At the end of the 15th century the herring in the waters outside Skanör mysteriously disappeared. This was the beginning of the end for Skanör as a major trading and fishing port. However, the residents of Skanör quickly found other uses for the windmill. At about the same time as the herring disappeared, Skanör's town square (see reference to "Göranssons") became a central trade location for the farmers of Scania, or Skåne as it was then called. Möllan was thereafter used for hundreds of years to ground wheat, barley and other agricultural products of the region into flour.

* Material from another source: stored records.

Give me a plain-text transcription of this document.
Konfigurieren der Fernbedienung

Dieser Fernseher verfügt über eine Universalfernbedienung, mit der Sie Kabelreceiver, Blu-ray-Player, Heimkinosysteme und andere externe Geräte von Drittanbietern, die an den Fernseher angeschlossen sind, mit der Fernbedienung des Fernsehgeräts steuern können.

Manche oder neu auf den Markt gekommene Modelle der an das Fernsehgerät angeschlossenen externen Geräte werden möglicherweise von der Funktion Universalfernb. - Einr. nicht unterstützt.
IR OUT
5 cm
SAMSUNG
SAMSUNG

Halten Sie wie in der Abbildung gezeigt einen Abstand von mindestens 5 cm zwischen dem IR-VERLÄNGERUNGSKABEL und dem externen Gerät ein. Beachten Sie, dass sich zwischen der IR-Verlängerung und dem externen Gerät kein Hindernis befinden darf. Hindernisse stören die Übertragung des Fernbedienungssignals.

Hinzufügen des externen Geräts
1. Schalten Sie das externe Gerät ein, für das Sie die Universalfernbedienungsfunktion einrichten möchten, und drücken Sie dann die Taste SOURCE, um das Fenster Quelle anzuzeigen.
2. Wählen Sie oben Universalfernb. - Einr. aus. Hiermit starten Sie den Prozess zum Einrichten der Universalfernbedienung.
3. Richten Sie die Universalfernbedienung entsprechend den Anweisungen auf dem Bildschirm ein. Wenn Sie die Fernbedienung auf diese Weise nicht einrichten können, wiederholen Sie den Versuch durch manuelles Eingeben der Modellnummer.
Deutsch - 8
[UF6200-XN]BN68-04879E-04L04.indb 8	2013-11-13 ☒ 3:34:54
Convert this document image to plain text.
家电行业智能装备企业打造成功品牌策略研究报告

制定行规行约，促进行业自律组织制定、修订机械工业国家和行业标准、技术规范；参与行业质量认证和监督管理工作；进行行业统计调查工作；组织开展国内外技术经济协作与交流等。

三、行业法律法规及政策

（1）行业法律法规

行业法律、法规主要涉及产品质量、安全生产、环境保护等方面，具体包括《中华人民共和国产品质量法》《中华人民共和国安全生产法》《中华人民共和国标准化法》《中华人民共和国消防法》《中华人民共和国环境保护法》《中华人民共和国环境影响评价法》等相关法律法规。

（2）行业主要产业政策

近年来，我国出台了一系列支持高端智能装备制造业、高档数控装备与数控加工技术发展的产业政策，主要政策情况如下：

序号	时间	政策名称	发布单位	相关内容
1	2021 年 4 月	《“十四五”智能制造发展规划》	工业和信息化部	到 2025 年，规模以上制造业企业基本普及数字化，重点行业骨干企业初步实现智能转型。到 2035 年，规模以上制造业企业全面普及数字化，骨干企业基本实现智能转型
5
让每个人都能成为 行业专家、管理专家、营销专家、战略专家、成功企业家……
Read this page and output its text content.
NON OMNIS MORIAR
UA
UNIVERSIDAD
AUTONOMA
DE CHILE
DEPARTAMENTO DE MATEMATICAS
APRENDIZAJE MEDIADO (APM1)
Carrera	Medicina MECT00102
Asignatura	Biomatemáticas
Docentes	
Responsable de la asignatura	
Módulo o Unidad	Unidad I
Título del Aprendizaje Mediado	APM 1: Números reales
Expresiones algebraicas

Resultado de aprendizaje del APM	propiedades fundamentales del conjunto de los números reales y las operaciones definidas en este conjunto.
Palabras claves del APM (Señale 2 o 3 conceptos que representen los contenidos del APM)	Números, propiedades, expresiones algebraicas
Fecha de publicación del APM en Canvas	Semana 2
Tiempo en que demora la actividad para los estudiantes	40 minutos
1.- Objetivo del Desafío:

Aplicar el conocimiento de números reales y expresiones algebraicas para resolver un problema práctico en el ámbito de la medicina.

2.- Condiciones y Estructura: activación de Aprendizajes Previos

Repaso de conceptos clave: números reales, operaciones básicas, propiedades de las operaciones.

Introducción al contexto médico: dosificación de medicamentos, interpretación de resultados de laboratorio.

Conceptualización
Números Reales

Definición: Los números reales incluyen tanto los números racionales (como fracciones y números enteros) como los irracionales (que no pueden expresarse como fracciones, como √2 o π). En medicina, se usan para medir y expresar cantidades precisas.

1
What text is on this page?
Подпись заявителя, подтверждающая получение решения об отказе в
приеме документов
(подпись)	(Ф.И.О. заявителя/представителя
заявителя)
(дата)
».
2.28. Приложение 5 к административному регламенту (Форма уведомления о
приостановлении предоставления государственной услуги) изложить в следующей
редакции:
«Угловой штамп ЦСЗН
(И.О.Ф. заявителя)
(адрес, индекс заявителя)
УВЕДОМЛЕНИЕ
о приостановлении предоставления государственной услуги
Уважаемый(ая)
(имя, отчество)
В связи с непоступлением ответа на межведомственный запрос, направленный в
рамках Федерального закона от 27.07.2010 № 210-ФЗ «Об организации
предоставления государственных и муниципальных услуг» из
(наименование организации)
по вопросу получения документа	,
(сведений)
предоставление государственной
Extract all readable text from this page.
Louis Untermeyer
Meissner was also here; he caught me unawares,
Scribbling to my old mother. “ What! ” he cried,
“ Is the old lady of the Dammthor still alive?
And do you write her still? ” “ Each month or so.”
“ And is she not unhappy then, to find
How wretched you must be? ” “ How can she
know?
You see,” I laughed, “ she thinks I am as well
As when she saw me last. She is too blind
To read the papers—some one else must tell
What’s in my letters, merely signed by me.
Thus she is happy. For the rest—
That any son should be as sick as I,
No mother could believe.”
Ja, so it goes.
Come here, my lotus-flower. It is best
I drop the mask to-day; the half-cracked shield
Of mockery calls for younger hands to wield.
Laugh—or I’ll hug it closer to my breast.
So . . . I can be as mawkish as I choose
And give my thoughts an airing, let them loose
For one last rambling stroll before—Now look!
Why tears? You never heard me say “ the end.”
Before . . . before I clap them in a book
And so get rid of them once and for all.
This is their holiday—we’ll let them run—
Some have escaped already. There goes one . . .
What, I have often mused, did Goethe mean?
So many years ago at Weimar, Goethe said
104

Today, Möllan is a gathering place for many different festivities. One of the highlights is when the ruling political party, Moderaterna, uses the lawn in front of Möllan for its annual address to the residents of Skanör.

==The Goose Race film==
The 26th Goose Race (Gåsaloppet) was a great success with 16 teams participating. The winner for the third year in a row was the team Lollipop. The best dressed team was the Vikings. (See External links.)